On August 5, 2001, about 1500 central daylight time, a Cessna A185F, N2904Q, piloted by a commercial pilot, sustained substantial damage on impact with water during takeoff from Crane Lake (CDD), Crane Lake, Minnesota. The personal flight was operating under 14 CFR part 91. Visual meteorological conditions prevailed at the time of the accident. No flight plan was on file. The pilot reported that he sustained no injury. He reported that one of his passengers was uninjured and the other passenger sustained serious injuries. The flight was originating at the time of the accident and was destined for Pike Lake, near Duluth, Minnesota.

The pilot reported:
After refueling we taxied to east end of lake (see X on map) [.] West
wind at est. 12 knots. Prior to takeoff checklist completed controls
tested free and correct. After aircraft on step and flying speed attained
(60 kts) the right float was raised and slight back pressure we were
airborne. On attempting to move control wheel to the right to level the a/c,
the control wheel was jammed. I immediately suspected that the rf seat
passengers knee was beneath the right side of the control wheel
preventing return to neutral position. I shouted to him to move his knee
but the control wheel remained jammed.

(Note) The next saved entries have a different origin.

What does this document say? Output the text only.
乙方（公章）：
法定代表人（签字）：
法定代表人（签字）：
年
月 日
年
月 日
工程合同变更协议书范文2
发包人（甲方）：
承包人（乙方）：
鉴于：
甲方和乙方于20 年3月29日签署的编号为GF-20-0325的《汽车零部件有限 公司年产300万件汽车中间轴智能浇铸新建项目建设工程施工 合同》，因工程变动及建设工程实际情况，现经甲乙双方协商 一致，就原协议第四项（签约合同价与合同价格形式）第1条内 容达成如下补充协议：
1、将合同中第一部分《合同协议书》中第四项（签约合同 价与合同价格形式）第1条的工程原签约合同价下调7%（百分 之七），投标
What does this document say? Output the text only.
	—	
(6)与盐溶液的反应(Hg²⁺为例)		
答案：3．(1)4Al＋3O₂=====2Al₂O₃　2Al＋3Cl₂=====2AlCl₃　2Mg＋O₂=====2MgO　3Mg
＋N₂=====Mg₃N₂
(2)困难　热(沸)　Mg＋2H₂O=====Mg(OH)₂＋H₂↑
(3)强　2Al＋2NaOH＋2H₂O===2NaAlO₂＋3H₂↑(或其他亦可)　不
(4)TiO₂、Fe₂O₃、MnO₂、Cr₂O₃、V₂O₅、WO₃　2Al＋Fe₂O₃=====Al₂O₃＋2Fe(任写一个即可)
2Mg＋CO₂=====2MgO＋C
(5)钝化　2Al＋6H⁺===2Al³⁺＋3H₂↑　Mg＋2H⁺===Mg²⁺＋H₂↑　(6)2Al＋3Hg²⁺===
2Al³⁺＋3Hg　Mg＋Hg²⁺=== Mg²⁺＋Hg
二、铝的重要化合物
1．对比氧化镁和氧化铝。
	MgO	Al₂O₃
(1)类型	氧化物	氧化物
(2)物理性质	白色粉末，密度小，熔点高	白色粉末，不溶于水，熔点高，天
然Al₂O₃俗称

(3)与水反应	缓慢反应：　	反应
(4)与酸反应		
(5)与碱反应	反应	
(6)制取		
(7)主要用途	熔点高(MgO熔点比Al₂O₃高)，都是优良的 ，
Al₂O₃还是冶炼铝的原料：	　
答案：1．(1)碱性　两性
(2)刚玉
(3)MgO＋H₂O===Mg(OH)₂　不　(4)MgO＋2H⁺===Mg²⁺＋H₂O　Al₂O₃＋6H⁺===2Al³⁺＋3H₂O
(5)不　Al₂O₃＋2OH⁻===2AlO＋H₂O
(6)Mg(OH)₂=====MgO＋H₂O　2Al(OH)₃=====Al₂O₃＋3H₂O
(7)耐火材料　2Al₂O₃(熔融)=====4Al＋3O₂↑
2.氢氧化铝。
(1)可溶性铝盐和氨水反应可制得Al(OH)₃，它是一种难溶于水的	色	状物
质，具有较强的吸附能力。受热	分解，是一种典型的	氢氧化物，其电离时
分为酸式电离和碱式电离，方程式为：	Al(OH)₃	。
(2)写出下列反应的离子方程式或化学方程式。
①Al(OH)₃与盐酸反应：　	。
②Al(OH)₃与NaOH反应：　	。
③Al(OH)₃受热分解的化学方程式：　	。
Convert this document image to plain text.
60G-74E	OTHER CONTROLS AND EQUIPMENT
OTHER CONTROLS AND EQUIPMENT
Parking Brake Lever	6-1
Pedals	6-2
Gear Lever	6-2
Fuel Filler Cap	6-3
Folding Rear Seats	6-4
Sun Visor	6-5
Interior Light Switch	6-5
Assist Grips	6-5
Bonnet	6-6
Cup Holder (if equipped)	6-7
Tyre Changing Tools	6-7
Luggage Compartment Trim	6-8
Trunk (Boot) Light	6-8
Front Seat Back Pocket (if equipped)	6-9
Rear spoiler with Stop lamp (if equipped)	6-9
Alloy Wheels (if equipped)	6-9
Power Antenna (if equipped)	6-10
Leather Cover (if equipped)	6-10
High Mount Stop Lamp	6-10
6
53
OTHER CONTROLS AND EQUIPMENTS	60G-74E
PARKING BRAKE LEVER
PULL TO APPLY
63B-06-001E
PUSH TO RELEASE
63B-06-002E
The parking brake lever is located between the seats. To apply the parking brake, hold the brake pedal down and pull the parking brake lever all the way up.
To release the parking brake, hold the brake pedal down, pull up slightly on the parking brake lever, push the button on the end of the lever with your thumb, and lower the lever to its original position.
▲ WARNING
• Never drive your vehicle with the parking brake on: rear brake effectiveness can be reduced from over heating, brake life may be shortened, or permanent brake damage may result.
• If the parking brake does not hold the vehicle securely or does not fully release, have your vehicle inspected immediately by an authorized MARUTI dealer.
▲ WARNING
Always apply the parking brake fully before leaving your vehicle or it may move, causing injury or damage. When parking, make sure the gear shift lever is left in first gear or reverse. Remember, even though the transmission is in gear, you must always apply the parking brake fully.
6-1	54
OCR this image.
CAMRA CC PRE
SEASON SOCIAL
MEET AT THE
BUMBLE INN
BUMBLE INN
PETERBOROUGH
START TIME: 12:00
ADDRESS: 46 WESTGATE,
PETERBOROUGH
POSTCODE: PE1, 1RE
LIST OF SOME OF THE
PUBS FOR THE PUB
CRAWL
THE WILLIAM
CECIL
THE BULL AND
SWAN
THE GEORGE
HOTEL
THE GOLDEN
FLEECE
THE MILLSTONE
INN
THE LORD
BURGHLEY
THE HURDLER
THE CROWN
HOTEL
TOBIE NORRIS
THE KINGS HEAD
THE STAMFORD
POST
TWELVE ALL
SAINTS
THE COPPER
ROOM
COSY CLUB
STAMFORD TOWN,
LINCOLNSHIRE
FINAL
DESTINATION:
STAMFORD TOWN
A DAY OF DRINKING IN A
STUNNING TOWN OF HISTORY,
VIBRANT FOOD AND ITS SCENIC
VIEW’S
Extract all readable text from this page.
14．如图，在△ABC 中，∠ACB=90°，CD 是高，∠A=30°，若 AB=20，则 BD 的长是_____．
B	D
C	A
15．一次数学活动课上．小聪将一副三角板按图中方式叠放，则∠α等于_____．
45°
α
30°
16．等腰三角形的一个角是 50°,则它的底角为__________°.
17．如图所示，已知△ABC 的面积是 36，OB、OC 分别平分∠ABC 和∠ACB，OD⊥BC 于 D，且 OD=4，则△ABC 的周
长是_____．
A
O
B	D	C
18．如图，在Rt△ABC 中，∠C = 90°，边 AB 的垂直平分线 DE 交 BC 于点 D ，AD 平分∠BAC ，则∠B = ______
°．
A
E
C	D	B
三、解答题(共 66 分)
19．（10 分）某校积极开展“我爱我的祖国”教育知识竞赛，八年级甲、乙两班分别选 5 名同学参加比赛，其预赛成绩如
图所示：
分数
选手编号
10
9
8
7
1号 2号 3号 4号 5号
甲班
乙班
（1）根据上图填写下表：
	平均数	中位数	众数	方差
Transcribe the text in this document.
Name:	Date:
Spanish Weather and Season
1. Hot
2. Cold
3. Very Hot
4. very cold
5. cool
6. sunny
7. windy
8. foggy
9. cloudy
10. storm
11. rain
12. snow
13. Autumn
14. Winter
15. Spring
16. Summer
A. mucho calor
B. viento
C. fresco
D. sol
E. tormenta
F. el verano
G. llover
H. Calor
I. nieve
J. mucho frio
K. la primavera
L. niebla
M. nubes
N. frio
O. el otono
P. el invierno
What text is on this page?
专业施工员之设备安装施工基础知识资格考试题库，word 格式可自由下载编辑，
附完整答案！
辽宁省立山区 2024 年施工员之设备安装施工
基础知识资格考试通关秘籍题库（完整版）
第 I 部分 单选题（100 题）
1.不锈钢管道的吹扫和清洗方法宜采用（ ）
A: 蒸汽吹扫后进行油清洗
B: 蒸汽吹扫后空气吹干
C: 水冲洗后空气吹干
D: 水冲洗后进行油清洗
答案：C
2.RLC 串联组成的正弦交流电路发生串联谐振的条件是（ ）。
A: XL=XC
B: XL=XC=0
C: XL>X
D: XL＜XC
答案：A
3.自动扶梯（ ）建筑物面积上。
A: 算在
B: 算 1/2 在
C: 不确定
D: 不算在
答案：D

The a/c continued in a left bank
reaching est. altitude of 30 to 50 feet above the water. The left bank
increased and we began to loose altitude despite full power. The aircraft
impacted the water in approx. a 40 [degree] bank (lt) and 45 [degree] nose
down attitude. We completed approx. 180 [degree] turn from our takeoff
heading. ... After liftoff this happened very quickly. Probably in less than
10 or 15 seconds.

At 1458, the recorded CDD wind was 200 degrees at 5 knots.

The passenger stated:
... The plane was in a hard left bank making it clear that if we continued
said course a crash into the water was imminent. I heard the pilot say
'[the passenger's name], your knee' twice. I immediately looked down at my
left knee and witnessed the left side of the control wheel situated against the inner
aspect of the knee, but not appearing obstructed from movement. It never
occurred to me to look at the right knee. When I looked back up I could see
the inevitable about to happen and mentally tried to prepare myself for a
very sudden and harsh impact. ... I honestly do not know what precisely
caused the accident. I never asked the pilot if he witnessed my knee
blocking the control wheel. My awareness is always on high alert when
flying. I was wearing a pair of shorts that day and I did not sense any
'pressure or jamming' on or about either of my knees. The absence of
any bruising or abrasion on or about the knee/upper leg makes me
suspect my knees weren't the cause as well.

Federal Aviation Administration Inspectors examined the wreckage. Their examination revealed no pre-impact anomalies.